We decided to motor down from Portobello on the Sunday afternoon and anchor
at The Flats which is where the Admeasurer would come between 8 and 12 to do the
measuring. It took about 4 hours and was a rolly ride without having the sails
up to steady us, but there just wasn't enough wind to sail. The poor old AIS was
clanging away, not just for the ships that were coming up behind us or
approaching, but for about 20 that were parked outside the breakwater waiting
for their slot to transit.
That night we shared the anchorage with a tug and a small coastal cargo
vessel. The anchorage was good holding in spite of the wind picking up, and
Salvador arrived at about 8:30 am on Monday.
He really liked our boat with all it's timber and a decent desk where he
could work. He also turned out to have a keen taste for chocolate chip cookies!
He was very friendly and gave us all kinds of tips, and his cell number should
we need any assistance with anything to do with the transit.
Our big surprise was that we measured just a fraction under 65ft. I thought
we'd be just over 60. Had we been over 65ft we would have been obliged to have a
pilot on board as opposed to just the advisor that everyone has to have. A pilot
would have added $2400 to the cost of the transit.
But we now have an official SIN - Ship Identification Number, and can use it
every time we transit the canal. Our certificate is 3013143.
With our SIN our transit fee could be calculated and paid, so we decided to
go straight into the office and pay. Salvador had shown us on the map where Club
Nautico's dock was and it didn't look too far away.
Well, it took us a good 40 minutes, and we passed 6 or 7 big cargo ships that
have ended up on the rocks. I doubt it was bad navigation. More likely the owners
had gone broke and the crew abandoned them. There is not much sadder looking
than a shell of a ship, up on rocks and leaning over at 45 degrees, unless it
was the one at 90 degrees.
The Canal office where you pay the fees, in our case $2375 including an $891
bond that gets returned if there are no 'events', is located right inside Citibank.
I know that Canal De Panama has to be paid in cash, so I'd made sure I
had funds enough to draw the cash right there in Citibank. No risk,
no muggings... pretty obvious stuff.
Well, this Citibank doesn't do withdrawals on debit cards, or cash advances
on credit cards! Citibank, one of the biggest banks in the world!
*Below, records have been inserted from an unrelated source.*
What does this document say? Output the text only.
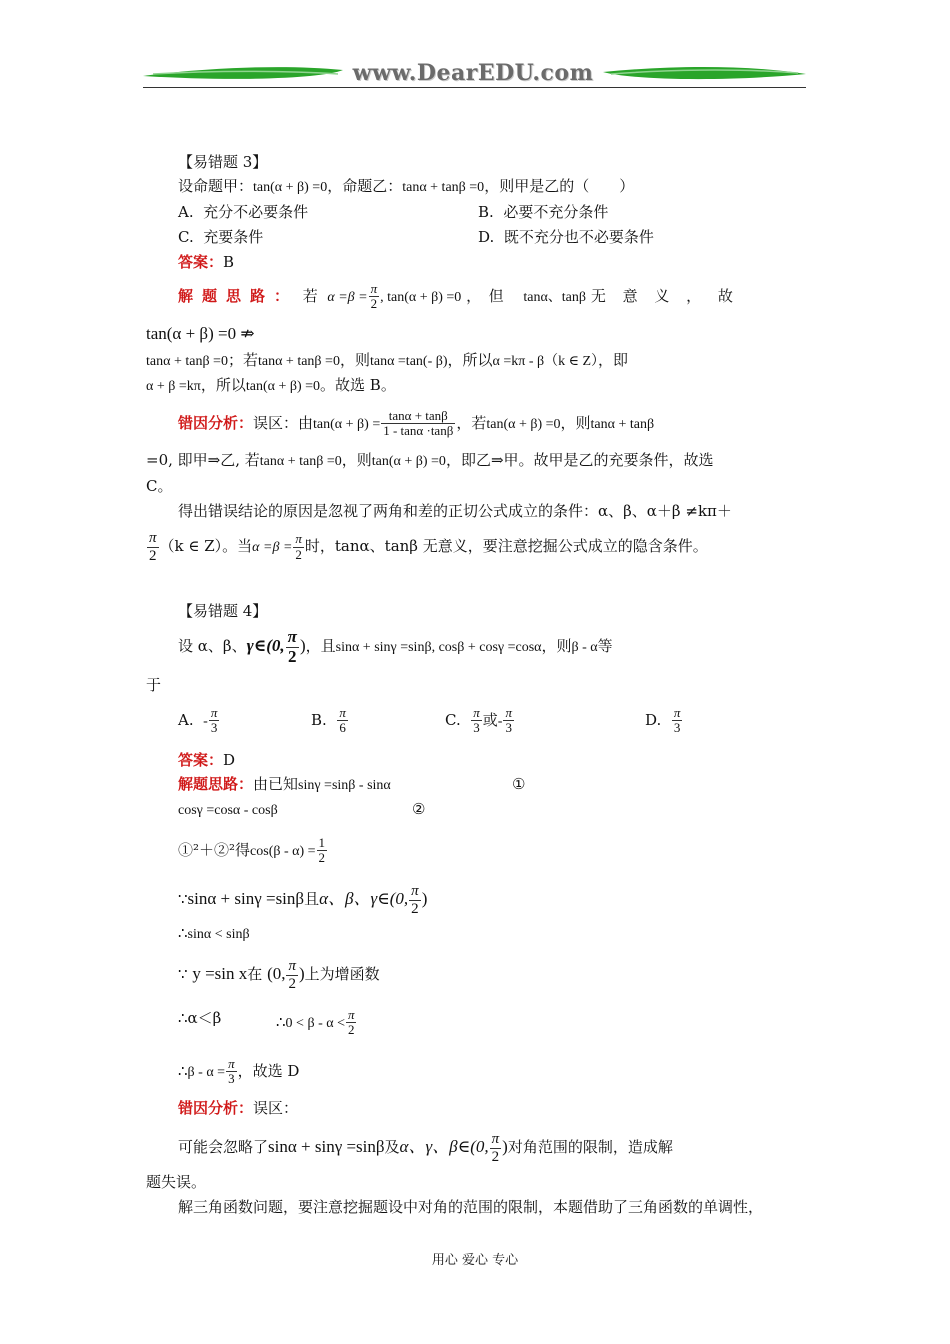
www.DearEDU.com
【易错题 3】
设命题甲：tan(α + β) =0，命题乙：tanα + tanβ =0，则甲是乙的（　　）
A. 充分不必要条件	B. 必要不充分条件
C. 充要条件	D. 既不充分也不必要条件
答案：B
解题思路： 若 $\alpha =\beta = \frac{\pi}{2}$ , tan(α + β) =0 ，　但　 tanα、tanβ 无 意 义 ， 故
tan(α + β) =0 ⇏
tanα + tanβ =0；若tanα + tanβ =0，则tanα =tan(- β)，所以α =kπ - β（k ∈ Z），即
α + β =kπ，所以tan(α + β) =0。故选 B。
错因分析：误区：由$\tan(\alpha + \beta) = \frac{\tan\alpha + \tan\beta}{1 - \tan\alpha \cdot\tan\beta}$ ，若tan(α + β) =0，则tanα + tanβ
=0, 即甲⇒乙, 若tanα + tanβ =0，则tan(α + β) =0，即乙⇒甲。故甲是乙的充要条件，故选
C。
得出错误结论的原因是忽视了两角和差的正切公式成立的条件：α、β、α＋β ≠kπ＋
$\frac{\pi}{2} (k$ ∈ Z）。当$\alpha =\beta = \frac{\pi}{2}$ 时，tanα、tanβ 无意义，要注意挖掘公式成立的隐含条件。
【易错题 4】
设 α、β、γ∈(0, $\frac{\pi}{2}$ )，且sinα + sinγ =sinβ, cosβ + cosγ =cosα，则β - α等
于
A. - $\frac{\pi}{3}$	B. $\frac{\pi}{6}$	C. $\frac{\pi}{3}$ 或- $\frac{\pi}{3}$	D. $\frac{\pi}{3}$
答案：D
解题思路：由已知sinγ =sinβ - sinα	①
cosγ =cosα - cosβ	②
①²＋②²得$\cos(\beta - \alpha) = \frac{1}{2}$
∵sinα + sinγ =sinβ且α、β、γ∈(0, $\frac{\pi}{2}$ )
∴sinα < sinβ
∵ y =sin x在 (0, $\frac{\pi}{2}$ )上为增函数
∴α＜β	∴0 < $\beta - \alpha < \frac{\pi}{2}$
∴β - $\alpha = \frac{\pi}{3}$ ，故选 D
错因分析：误区：
可能会忽略了sinα + sinγ =sinβ及α、γ、β∈(0, $\frac{\pi}{2}$ )对角范围的限制，造成解
题失误。
解三角函数问题，要注意挖掘题设中对角的范围的限制，本题借助了三角函数的单调性，
用心 爱心 专心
There was nothing else to do but walk down to the next bank, HSBC, and they
can't do debit card withdrawals, and a maximum of $1000 on a credit card, which
I took, in $20 notes. As I was leaving HSBC I saw they had an ATM, so I used
both cards there and it let me draw 2 lots of $200, both in $5 notes. Back to
Citibank where Sandy was waiting to offload the $1400 so far. As I got to
Citibank I noticed they had an ATM outside. So I ducked back out and it let me
have $500 on each card, in $20 notes. We'd made it, with $25 to spare.
All that was left to do was get a date from the scheduler, get line handlers,
tyres and lines. All of this could be done for a price with 'Tito' whose number I had.
I follow a few sailing blogs, and a few cruisers follow ours.
Heather and Ron on s/v Sundancer have been on the Panama City side of the canal
for the last 7 months and it looked like we may cross paths, but we'll miss them
by a week. http://www.highseasandlowlatitudes.blogspot.com/
However they have friends who are doing a yacht delivery through the canal.
To cut a long story short, we're taking the crew back as line handlers who have
some experience of the canal, and we get to use the tyres and lines too.
I've actually just seen their yacht pulling into Shelter Bay Marina virtually opposite
us as I'm typing.
So it is all falling into place. Tomorrow Sandy and I will take the marina
bus to the shopping centre to get provisions to feed the hoards during the
transit, and on Saturday we will motor out to the anchorage to pick up our
advisor at around 2pm.
We will go up the first 3 locks and anchor or moor on Gatun lake for the
night. On Sunday the advisor returns and we motor across the lake where we go
down one lock, motor some more, and then drop down via 2 more locks to the
Pacific ocean.
It's all a bit nerve wracking and we've heard some horror stories, but
obviously most go through without too much trouble.